A number of other walks and ranger programs will occur during National Park Week
Though we have had a relatively mild winter, two major storms damaged national seashore facilities. These include the stairs at Nauset Light Beach that were destroyed in high wind and heavy surf, and the Herring Cove North parking lot.
In addition, some leaks at the Captain Penniman House are causing interior damage. The park competed successfully for storm damage funds and has received funds to replace the Nauset Light Beach stairs and to repair the leaks at the Captain Penniman House.
Extensive public comments received during the public comment period are being analyzed. For the 2016 season the national seashore's current shorebird management practices will remain in place.
Science in the Seashore
About 15 years ago, Dr. Graham Giese, co-founder of Provincetown Center for Coastal Studies, and Marc Adams, GIS specialist for the National Park Service, began updating a survey of the outer Cape. The original survey done in the 1880s was conducted by Henry Marinadin, a Swiss coastal engineer who had come to this country to survey East coast harbors for the government during the Civil War.

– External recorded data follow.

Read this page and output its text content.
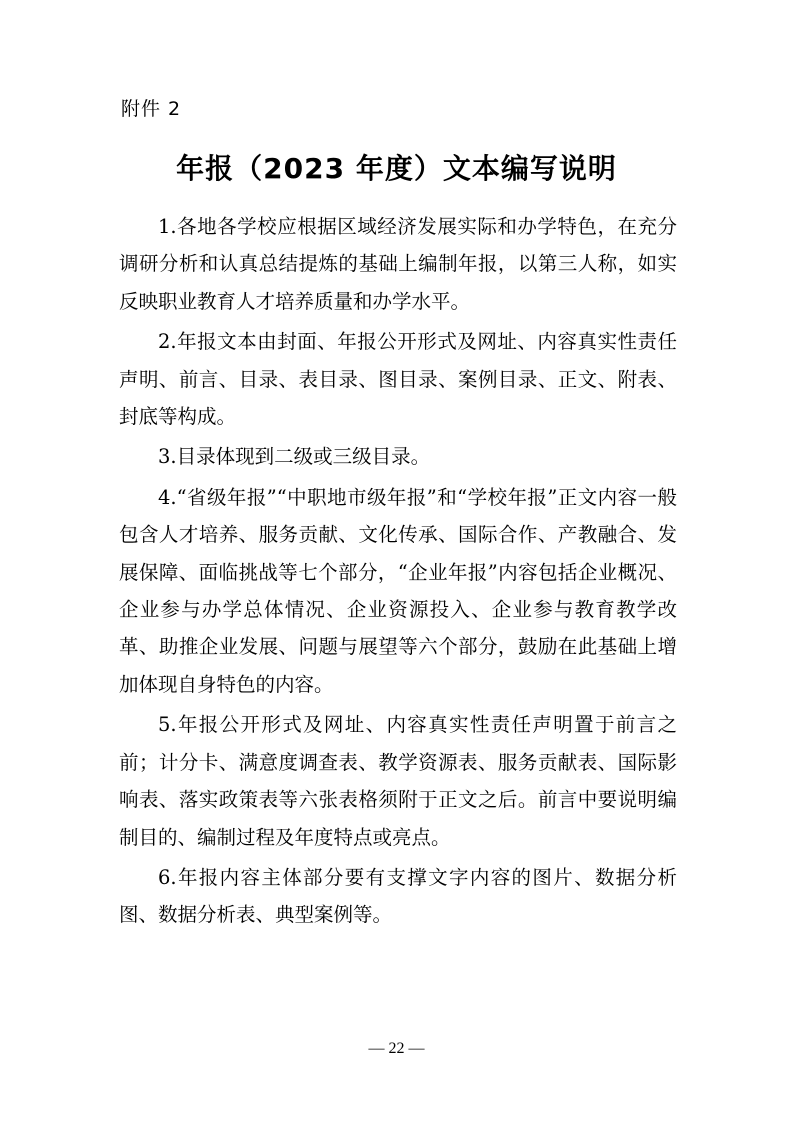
附件 2
年报（2023 年度）文本编写说明

1.各地各学校应根据区域经济发展实际和办学特色，在充分调研分析和认真总结提炼的基础上编制年报，以第三人称，如实反映职业教育人才培养质量和办学水平。

2.年报文本由封面、年报公开形式及网址、内容真实性责任声明、前言、目录、表目录、图目录、案例目录、正文、附表、封底等构成。

3.目录体现到二级或三级目录。

4.“省级年报”“中职地市级年报”和“学校年报”正文内容一般包含人才培养、服务贡献、文化传承、国际合作、产教融合、发展保障、面临挑战等七个部分，“企业年报”内容包括企业概况、企业参与办学总体情况、企业资源投入、企业参与教育教学改革、助推企业发展、问题与展望等六个部分，鼓励在此基础上增加体现自身特色的内容。

5.年报公开形式及网址、内容真实性责任声明置于前言之前；计分卡、满意度调查表、教学资源表、服务贡献表、国际影响表、落实政策表等六张表格须附于正文之后。前言中要说明编制目的、编制过程及年度特点或亮点。

6.年报内容主体部分要有支撑文字内容的图片、数据分析图、数据分析表、典型案例等。

— 22 —
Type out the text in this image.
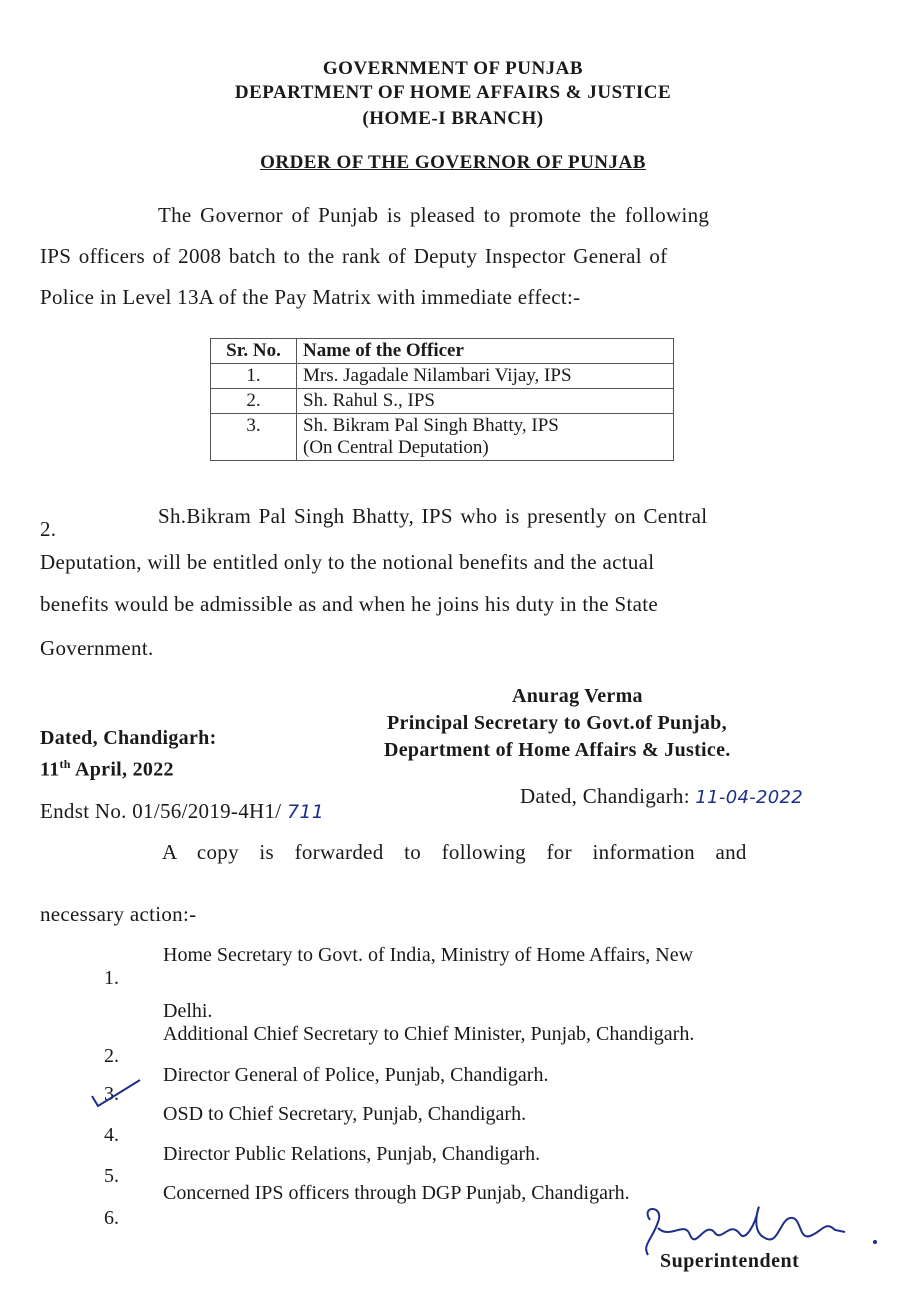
GOVERNMENT OF PUNJAB
DEPARTMENT OF HOME AFFAIRS & JUSTICE
(HOME-I BRANCH)
ORDER OF THE GOVERNOR OF PUNJAB
The Governor of Punjab is pleased to promote the following
IPS officers of 2008 batch to the rank of Deputy Inspector General of
Police in Level 13A of the Pay Matrix with immediate effect:-
Sr. No.	Name of the Officer
1.	Mrs. Jagadale Nilambari Vijay, IPS
2.	Sh. Rahul S., IPS
3.	Sh. Bikram Pal Singh Bhatty, IPS
(On Central Deputation)
2.
Sh.Bikram Pal Singh Bhatty, IPS who is presently on Central
Deputation, will be entitled only to the notional benefits and the actual
benefits would be admissible as and when he joins his duty in the State
Government.
Anurag Verma
Principal Secretary to Govt.of Punjab,
Department of Home Affairs & Justice.
Dated, Chandigarh:
11th April, 2022
Endst No. 01/56/2019-4H1/ 711
Dated, Chandigarh: 11-04-2022
A copy is forwarded to following for information and
necessary action:-
1.
Home Secretary to Govt. of India, Ministry of Home Affairs, New
Delhi.
2.
Additional Chief Secretary to Chief Minister, Punjab, Chandigarh.
3.
Director General of Police, Punjab, Chandigarh.
4.
OSD to Chief Secretary, Punjab, Chandigarh.
5.
Director Public Relations, Punjab, Chandigarh.
6.
Concerned IPS officers through DGP Punjab, Chandigarh.
Superintendent
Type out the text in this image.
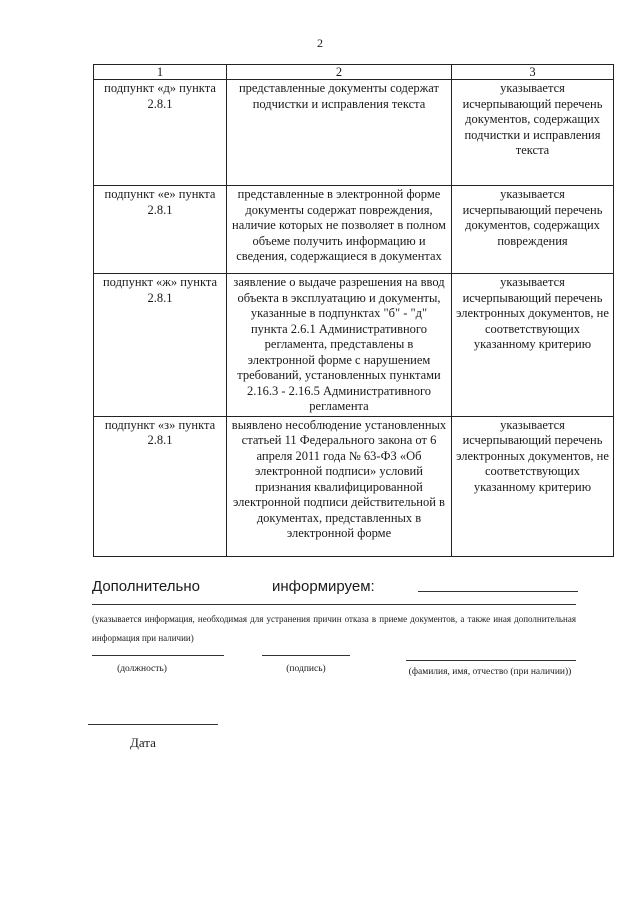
2
1	2	3
подпункт «д» пункта 2.8.1	представленные документы содержат подчистки и исправления текста	указывается исчерпывающий перечень документов, содержащих подчистки и исправления текста
подпункт «е» пункта 2.8.1	представленные в электронной форме документы содержат повреждения, наличие которых не позволяет в полном объеме получить информацию и сведения, содержащиеся в документах	указывается исчерпывающий перечень документов, содержащих повреждения
подпункт «ж» пункта 2.8.1	заявление о выдаче разрешения на ввод объекта в эксплуатацию и документы, указанные в подпунктах "б" - "д" пункта 2.6.1 Административного регламента, представлены в электронной форме с нарушением требований, установленных пунктами 2.16.3 - 2.16.5 Административного регламента	указывается исчерпывающий перечень электронных документов, не соответствующих указанному критерию
подпункт «з» пункта 2.8.1	выявлено несоблюдение установленных статьей 11 Федерального закона от 6 апреля 2011 года № 63-ФЗ «Об электронной подписи» условий признания квалифицированной электронной подписи действительной в документах, представленных в электронной форме	указывается исчерпывающий перечень электронных документов, не соответствующих указанному критерию
Дополнительно	информируем:
(указывается информация, необходимая для устранения причин отказа в приеме документов, а также иная дополнительная информация при наличии)
(должность)	(подпись)	(фамилия, имя, отчество (при наличии))
Дата
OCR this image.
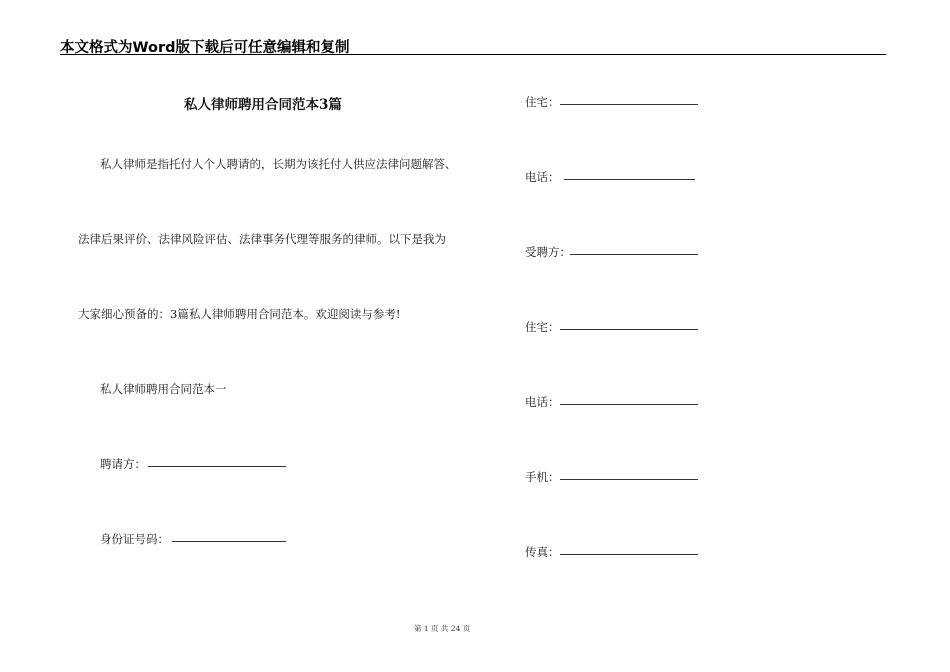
本文格式为Word版下载后可任意编辑和复制
私人律师聘用合同范本3篇
私人律师是指托付人个人聘请的，长期为该托付人供应法律问题解答、
法律后果评价、法律风险评估、法律事务代理等服务的律师。以下是我为
大家细心预备的：3篇私人律师聘用合同范本。欢迎阅读与参考!
私人律师聘用合同范本一
聘请方：
身份证号码：
住宅：
电话：
受聘方：
住宅：
电话：
手机：
传真：
第 1 页 共 24 页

Marinadin surveyed the coast of the Outer Cape from 1887-1889, during which he established over 230 transects along the shore from Chatham to Long Point in Provincetown. His original data giving longitude and latitude positions was obtained with compass and alidade, the typical surveying equipment of the time. Some of the lines were extended offshore using a boat and lead line to find the bottom.
Dr. Giese obtained the original data and Marc Adams translated it into modern GPS points. Using back-pack GPS equipment and a lot of footwork by Dr. Giese, Adams, and others, all of the original transects were re-measured. Using a boat with a fathometer and GPS instrument synced, most the lines were run offshore to the 15 fathom mark. This provided a very accurate view of the changes that had occurred to the outer Cape during the last 125 years and gave a good handle on how fast the Cape was changing its shape.
As a follow up, a small shed was installed about 2004, in partnership with the Cape Cod National Seashore, overlooking the outer beach in the Highland Center area of Truro. Its purpose was to provide a recording site to observe the waves hitting the outer beach over an extended period of time.
Dave Spang, retired Park Interpreter and former science teacher from Lexington (and current board member of FCCNS), with his wife Gwen, took on the job of making observations every other day for the last 10 years. The information recorded includes the weather and the height, period, and angle to the shore of the waves.
From this data Dr. Giese is able to figure out the energy of the waves and direction of transfer of the eroding sand. Secondary information comes from the need to periodically move the shed back from the cliff's edge. Each time this is done the shed is rolled back exactly two meters - a total of 12 meters from the original location to date!
Our Mission Statement
Friends of the Cape Cod National Seashore (FCCNS) is the not-for-profit fundraising partner of the Cape Cod National Seashore; a partnership established in 1987 to help preserve, protect and enhance the fragile environment and unique cultural heritage of the Park. By leveraging existing federal support with additional private philanthropy, FCCNS engages members, donors and visitors alike in the shared values of cultural appreciation, environmental stewardship and historical preservation.